Questions or comments? Drop us a line at: projectinfolit@pilresearch.org.in

Discussion questions

  1. How do you practice curiosity in your own academic and everyday life?
    1. What questions and contexts entice you into research?
    2. What shuts down or hinders your curiosity?
  2. As educators or instruction librarians, how do we reward students’ curiosity?
    1. When do we welcome it, or even ask for it?
    2. When do we constrain it?
    3. When have you seen students’ curiosity sparked – what kinds of topics, activities, and contexts encourage exploration and curiosity (“finding out about”) vs. finding a “right” answer?
  3. In her essay, how does Barbara Fister apply the concept “principled uncertainty” to information literacy instruction and helping students “stumble toward understanding?”
    1. How can students be taught to think about “knowledge as a social act”?
    2. What types of learning exercises would be useful for this learning outcome?
  4. How would you say the majority of the research assignments on your campus are structured? Do they tend to encourage students to find ready-made answers or encourage open-ended inquiry?
    1. According to Fister, what’s the cost to intellectual curiosity with this approach?
    2. What’s the key difference between asking students to “find out” rather than “find sources”?
  5. This essay focuses primarily on teaching and learning in higher education. The author criticizes first year college instruction for teaching an artificial sort of “research” which focuses on quoting sources. What parallels might be found in K-12 settings?
    1. Where does creativity fit in K-12 media and information literacy instruction?
    2. If K-12 teachers were free to teach media and information literacy without feeling the need to prepare students for these kinds of college-prep assignments, what would it look like?
    3. What would true K-12 information literacy look like? How is that similar or different to information literacy in higher education?
  6. What do ethical research practices look like in your everyday approach to information tasks?
    1. When is it more important to maintain an approach of open curiosity?
    2. What makes it challenging to maintain an approach of open curiosity?
    3. What strategies do you use to counter these challenges?
  7. What are the ethical research practices students use in their everyday information tasks?
    1. When are they pursuing knowledge for the advancement of understanding?
    2. When do they ask open-ended questions?
    3. When do they seek out a diversity of approaches and voices?
    4. How can assignments support these approaches to research?
  8. How do you teach students about ethical research practices beyond the narrow instruction about plagiarism?
    1. If you teach disciplinary research methods and practices, how do you draw connections to the ethical handling of information in other situations?
    2. How have your students responded?
    3. How does it impact students’ understanding of what research is when discussions of ethical research practice focus only on plagiarism?
  9. Fister points to changes in the Google interface that might work against open exploration by presenting short, preselected answers to user queries.
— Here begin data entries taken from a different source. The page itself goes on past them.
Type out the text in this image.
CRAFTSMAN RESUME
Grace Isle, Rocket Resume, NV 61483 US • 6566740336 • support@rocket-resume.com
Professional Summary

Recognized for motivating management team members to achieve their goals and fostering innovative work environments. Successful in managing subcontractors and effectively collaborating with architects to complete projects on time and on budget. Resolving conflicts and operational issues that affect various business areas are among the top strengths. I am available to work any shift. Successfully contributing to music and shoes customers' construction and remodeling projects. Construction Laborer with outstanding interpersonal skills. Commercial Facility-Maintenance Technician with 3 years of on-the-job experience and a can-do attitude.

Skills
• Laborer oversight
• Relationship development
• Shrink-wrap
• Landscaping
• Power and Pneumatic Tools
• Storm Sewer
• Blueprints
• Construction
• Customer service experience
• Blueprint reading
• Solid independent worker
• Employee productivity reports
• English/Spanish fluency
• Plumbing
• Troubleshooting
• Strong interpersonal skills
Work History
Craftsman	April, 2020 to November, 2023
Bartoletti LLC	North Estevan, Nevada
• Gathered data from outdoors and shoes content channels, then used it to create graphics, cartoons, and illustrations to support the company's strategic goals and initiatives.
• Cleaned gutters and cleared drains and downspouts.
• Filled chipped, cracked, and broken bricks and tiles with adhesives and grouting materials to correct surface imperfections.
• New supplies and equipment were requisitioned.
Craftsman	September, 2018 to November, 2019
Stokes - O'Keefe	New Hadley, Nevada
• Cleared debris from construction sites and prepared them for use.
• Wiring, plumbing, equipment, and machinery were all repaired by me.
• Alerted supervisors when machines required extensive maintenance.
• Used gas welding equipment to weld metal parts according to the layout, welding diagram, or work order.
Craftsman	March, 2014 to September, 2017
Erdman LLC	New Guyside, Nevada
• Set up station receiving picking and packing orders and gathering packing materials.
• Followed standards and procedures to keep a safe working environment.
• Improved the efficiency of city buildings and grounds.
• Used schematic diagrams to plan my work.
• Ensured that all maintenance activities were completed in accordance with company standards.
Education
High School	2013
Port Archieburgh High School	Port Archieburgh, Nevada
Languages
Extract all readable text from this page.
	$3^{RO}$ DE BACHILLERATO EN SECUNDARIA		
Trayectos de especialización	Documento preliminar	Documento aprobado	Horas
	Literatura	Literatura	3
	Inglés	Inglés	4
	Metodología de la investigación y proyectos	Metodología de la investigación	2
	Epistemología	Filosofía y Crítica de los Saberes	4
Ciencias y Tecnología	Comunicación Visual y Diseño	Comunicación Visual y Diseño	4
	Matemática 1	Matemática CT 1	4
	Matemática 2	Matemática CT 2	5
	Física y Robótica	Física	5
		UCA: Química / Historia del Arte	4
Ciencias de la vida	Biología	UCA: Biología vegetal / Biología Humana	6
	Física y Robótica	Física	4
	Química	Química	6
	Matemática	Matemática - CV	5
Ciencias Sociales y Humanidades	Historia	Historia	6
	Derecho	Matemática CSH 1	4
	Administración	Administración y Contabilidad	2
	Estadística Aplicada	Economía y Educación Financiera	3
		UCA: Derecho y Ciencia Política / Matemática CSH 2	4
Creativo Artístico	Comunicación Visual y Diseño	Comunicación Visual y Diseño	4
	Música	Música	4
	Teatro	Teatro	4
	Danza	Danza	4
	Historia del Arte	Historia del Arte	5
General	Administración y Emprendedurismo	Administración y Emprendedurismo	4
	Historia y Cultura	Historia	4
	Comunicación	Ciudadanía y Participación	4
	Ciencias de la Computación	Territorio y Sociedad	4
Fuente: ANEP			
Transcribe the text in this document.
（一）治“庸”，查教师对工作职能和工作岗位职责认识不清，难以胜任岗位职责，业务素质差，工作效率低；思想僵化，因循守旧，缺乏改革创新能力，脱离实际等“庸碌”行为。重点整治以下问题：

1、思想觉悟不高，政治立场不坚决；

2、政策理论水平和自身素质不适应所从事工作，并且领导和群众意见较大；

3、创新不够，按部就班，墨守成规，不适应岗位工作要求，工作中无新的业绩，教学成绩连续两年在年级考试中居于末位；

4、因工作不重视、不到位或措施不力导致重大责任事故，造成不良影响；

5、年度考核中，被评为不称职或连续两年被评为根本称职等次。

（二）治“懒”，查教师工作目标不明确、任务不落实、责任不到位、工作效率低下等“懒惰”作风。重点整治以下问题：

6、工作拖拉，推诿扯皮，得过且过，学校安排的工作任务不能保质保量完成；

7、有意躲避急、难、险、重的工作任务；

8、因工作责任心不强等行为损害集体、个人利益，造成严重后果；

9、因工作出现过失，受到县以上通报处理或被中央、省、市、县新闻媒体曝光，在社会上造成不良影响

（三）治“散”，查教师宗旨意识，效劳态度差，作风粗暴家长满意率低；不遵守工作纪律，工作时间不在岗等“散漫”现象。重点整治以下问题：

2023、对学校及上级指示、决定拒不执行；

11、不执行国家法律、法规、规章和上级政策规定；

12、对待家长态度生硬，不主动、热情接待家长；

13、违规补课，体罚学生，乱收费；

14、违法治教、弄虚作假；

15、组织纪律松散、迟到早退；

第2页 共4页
Think about the tools you search with and teach:
    1. How do their interfaces support or constrain exploration?
    2. Do they have tools that you could use (thinking of mind maps, ‘related sites’) to foster curiosity?
    3. If they constrain exploration, are there ways you counter this through instruction?
    4. More generally, what role do you think design plays in the responsibility that technological systems hold for encouraging deeper modes of inquiry, rather than transactional exchanges of search terms for knowledge?
  10. Fister discusses how uncertainty has been weaponized to drive people to the false certainties of conspiracy theories, to foster distrust in authorities and cloak misinformation campaigns in the guise of humor. How can we alert learners to this without further increasing their cynicism about all information?
  11. Fister concludes her essay by providing some fairly straightforward suggestions for first steps to combating instruction around finding simple answers. Given your own teaching environment and style, what are things you can integrate into your own lessons to embrace uncertainty?